Washington DC could become the first jurisdiction in the US to allow online poker. Congress did not raise any objections to the council’s proposal to allow the district lottery to operate a poker website.
Sen Abruzzo’s bill to allow online poker in Florida looks unlikely to progress this year. Its companion bill failed to pass out of the Senate Criminal Justice Committee.
15 of Germany’s 16 federal states said that they had agreed to open the betting market for a pilot phase of five years and would allow private companies to bid for seven licenses. The proposals included a 16.7% tax on stakes and would not permit live betting.
bwin.party said that it believed the proposals would be unsuccessful and that they are not in compliance with EU law. It said the proposed model would fail to channel consumer demand, offer player protection and combat fraud.
A group of private betting companies announced that they welcomed the law drafted by the 16th state, Schleswig-Holstein, which proposes a gross profits tax of 20%. The operators said they would apply for licenses if the law passed.
Schleswig-Holstein could pass its own legislation in July if there is no change in the position of the other 15 lander before then.
Spanish gambling company Codere challenged bwin’s sponsorship of Real Madrid. It argued that bwin’s ‘aggressive’ advertising breach Spanish law.
Spain’s draft online gambling regulation bill could be passed by the end of May. Some Spanish regions are also considering their own regulatory regimes.
Greek land-based sports betting monopoly OPAP is looking for a strategic partner to expand online. Management is reported to have been in contact with Playtech and 888.

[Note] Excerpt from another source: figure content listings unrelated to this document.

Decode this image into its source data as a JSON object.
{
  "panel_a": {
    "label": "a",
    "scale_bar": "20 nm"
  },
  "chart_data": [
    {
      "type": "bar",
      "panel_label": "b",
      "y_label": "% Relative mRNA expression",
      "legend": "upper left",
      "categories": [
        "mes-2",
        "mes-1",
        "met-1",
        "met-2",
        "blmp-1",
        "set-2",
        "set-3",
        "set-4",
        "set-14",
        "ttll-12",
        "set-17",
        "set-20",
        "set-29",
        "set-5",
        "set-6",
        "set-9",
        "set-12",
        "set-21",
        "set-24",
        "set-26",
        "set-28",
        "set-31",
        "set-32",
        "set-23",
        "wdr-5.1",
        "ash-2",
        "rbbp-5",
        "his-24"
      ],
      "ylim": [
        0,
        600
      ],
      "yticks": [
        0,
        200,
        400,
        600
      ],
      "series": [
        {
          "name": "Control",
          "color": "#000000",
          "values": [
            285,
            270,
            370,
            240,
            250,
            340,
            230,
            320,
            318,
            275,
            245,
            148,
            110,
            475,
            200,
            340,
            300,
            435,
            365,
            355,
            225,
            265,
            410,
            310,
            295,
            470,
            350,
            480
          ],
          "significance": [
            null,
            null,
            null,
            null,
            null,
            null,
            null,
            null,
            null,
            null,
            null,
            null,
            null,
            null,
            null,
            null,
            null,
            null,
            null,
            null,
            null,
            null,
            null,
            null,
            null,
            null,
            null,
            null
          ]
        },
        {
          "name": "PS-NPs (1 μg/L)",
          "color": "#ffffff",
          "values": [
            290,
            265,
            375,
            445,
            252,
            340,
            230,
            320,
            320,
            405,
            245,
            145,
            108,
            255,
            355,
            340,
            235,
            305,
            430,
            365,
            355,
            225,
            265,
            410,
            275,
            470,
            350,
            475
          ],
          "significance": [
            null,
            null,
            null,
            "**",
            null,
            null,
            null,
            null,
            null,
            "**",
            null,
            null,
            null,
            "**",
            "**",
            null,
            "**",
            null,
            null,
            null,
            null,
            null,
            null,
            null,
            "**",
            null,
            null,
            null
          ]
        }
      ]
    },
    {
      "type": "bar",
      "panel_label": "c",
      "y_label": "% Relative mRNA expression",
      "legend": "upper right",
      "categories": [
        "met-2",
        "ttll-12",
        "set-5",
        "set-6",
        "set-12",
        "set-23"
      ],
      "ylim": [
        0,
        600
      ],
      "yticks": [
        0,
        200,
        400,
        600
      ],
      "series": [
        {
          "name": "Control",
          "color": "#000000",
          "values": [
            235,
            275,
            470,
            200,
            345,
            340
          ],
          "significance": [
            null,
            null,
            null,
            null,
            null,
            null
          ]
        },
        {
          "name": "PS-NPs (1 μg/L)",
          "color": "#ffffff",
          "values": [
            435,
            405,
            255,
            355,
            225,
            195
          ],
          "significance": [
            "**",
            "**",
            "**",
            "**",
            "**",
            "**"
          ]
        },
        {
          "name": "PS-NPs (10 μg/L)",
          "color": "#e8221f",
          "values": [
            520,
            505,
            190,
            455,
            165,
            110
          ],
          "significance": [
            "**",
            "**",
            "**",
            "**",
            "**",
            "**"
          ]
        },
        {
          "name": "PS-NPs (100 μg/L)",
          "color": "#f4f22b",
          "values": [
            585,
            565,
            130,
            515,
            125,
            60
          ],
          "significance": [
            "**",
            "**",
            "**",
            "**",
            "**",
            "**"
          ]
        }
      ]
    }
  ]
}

Irish agriculture minister Simon Coveney, who has responsibility for horseracing, has said he thinks the betting tax rate may have to be doubled to two percent of stakes. The government has already said it will extend the current one percent tax to online betting.
Online sports betting in France dropped by nearly one third in Q1 2011. We believe this reflects a shift to unlicensed sites, rather than a decline in interest in France.
Sweden’s Christian Democrat party has said that it would consider changing the law in the country to allow private operators into the online market. Previously the party has defended the monopoly.
Governments can capture more activity and tax revenues by imposing a gross profits tax of less than 15%, according to a report by H2 Gambling Capital. The consultancy conclude that under a 5% tax 95% of a country’s market is likely to be captured by regulated sites, whereas at 20% this falls to 60%.